Incluso cuando estamos quietos, nos encontramos en un planeta que gira sobre sí mismo a una velocidad de 1700 km/h y que gira alrededor del sol a una velocidad de cien mil.
Además, en nuestros cuerpos todo es un movimiento continuo: células que nacen, células que mueren, microorganismos que ahora luchan, ahora colaboran, y mil otros procesos incontrolados.
Nada permanece inmóvil fuera de nosotros, nada permanece inmóvil dentro de nosotros.
Por lo tanto, hoy en día solo podemos obtener honestamente un punto de apoyo para nuestra fe a condición de no buscar un punto fijo que sea inmóvil, porque no hay nada que lo sea (y si, a pesar de ello, lo hacemos, caemos en el dogmatismo y en la dureza ideológica).
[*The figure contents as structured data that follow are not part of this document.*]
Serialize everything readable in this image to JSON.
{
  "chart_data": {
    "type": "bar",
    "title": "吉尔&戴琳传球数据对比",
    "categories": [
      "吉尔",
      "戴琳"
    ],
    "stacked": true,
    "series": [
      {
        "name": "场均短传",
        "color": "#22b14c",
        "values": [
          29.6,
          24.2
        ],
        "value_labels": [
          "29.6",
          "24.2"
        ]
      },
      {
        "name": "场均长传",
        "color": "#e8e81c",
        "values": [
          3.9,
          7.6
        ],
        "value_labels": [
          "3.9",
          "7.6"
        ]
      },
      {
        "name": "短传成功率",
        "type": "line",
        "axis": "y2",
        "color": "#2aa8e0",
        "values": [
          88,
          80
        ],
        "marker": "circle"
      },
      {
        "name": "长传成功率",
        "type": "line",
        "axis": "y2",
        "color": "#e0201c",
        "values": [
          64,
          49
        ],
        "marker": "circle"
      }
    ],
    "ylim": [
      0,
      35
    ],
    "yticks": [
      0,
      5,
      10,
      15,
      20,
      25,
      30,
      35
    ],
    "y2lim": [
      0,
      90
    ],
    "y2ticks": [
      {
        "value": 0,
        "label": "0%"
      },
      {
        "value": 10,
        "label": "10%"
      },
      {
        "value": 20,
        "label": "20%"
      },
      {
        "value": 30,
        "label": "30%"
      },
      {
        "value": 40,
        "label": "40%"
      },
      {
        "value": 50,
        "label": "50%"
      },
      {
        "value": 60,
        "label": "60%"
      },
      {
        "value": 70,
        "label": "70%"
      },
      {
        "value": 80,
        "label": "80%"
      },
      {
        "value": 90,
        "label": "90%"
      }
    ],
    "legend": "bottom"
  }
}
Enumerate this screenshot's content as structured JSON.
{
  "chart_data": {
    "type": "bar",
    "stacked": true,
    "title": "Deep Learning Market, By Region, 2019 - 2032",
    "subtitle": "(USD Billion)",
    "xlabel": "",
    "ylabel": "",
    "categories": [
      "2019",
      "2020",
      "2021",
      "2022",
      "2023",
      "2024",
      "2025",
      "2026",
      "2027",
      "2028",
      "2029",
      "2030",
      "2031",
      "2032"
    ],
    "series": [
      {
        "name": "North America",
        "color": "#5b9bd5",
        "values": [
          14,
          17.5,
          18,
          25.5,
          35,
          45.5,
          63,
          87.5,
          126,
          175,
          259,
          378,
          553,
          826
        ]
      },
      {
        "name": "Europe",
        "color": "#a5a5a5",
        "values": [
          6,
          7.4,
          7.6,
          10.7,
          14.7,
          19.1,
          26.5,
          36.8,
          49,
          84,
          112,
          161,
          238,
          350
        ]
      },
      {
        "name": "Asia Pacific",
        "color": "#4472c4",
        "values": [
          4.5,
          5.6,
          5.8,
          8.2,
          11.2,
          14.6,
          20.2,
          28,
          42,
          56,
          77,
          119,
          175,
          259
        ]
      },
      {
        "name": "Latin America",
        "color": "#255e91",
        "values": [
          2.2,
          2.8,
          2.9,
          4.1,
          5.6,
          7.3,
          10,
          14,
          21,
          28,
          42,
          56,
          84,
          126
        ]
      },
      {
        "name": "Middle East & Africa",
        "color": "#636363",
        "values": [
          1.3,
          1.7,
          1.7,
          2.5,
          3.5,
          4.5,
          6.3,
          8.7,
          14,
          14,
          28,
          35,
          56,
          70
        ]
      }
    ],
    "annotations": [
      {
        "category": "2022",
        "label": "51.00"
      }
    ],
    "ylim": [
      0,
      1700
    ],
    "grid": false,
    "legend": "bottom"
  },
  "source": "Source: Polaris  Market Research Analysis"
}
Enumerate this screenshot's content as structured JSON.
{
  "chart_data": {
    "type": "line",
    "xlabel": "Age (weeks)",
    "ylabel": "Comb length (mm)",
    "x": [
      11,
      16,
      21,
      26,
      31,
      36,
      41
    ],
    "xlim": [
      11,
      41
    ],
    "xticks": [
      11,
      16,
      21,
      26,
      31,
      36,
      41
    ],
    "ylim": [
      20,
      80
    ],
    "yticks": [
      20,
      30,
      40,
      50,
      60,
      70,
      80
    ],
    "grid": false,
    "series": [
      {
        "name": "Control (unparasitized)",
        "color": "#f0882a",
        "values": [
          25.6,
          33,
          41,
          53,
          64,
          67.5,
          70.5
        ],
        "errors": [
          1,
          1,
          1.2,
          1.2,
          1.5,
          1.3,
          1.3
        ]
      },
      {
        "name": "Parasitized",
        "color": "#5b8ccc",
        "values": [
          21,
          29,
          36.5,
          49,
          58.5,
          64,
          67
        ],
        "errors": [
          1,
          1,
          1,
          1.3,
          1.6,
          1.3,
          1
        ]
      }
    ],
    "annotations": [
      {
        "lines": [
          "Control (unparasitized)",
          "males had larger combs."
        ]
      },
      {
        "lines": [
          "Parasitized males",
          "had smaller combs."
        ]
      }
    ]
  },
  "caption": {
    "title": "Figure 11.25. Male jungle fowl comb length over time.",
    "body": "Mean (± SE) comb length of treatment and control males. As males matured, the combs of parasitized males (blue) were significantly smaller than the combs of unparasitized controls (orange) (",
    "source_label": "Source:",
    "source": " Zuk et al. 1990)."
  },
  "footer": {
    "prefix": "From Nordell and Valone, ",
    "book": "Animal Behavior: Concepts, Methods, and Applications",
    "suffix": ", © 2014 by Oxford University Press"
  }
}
Solo se puede dar un punto firme a condición de que no sea inmóvil: esa es la condición para tener un punto de apoyo para nosotros, los posmodernos.
Por eso mi fe es un punto firme, pero no inmóvil, y me lo da la armonía y su búsqueda. En medio de este cambio incesante que produce desorientación, intento como puedo, con mi vida y mi trabajo, construir en mí y fuera de mí energía armonía. Cuanta más armonía hay, más vida sana hay: esta es mi verdad.
Hablando de verdad, un día me llamó la atención el hecho de que en latín la palabra verdad (veritas) tiene la misma raíz que la palabra primavera (ver). No creo que sea una mera coincidencia. Al contrario, en mi opinión, este vínculo entre verdad y primavera atestigua que, originalmente, el concepto de verdad no tenía que ver con la mera exactitud (verdad científica) ni con una doctrina inmutable (verdad religiosa), sino con el dinamismo natural que hace florecer y renacer la vida: es decir, con la armonía. Por eso, además, el color primaveral por excelencia se denominó «verde» (en latín virĭdis).
Se trata de un dato que debe considerarse atentamente: las raíces de nuestra lengua nos transmiten la raíz «vr» relacionada con la primavera y la verdad, que por lo tanto no debe entenderse como una fórmula o una doctrina, sino como la energía y la información que hace florecer y renacer la naturaleza. Como armonía.
Etimológicamente, energía significa «en acción», «en movimiento». A través de la raíz “vr”, la mente antigua de nuestra civilización llegó a captar la energía que pone en marcha y produce movimiento y, así, a expresar la armonía.
Nosotros estamos dentro de este proceso y, cuanto más nos ajustemos a su lógica relacional, sirviendo a su florecimiento, más floreceremos a nuestra vez. Este es mi «ubi consistam».
El
punto fijo, pero no inmóvil, de la armonía como lógica profunda de la vida ha
sido captado por todas las grandes civilizaciones de la antigüedad y denominado
de diversas maneras, entre ellas «logos, dharma, tao, hochmà, maat».
Para mí, un nombre es «sophia», y por eso trato de vivir mi «ubi consistam» como philo-sophia: como servicio amoroso a la lógica más profunda y más sabia de la vida.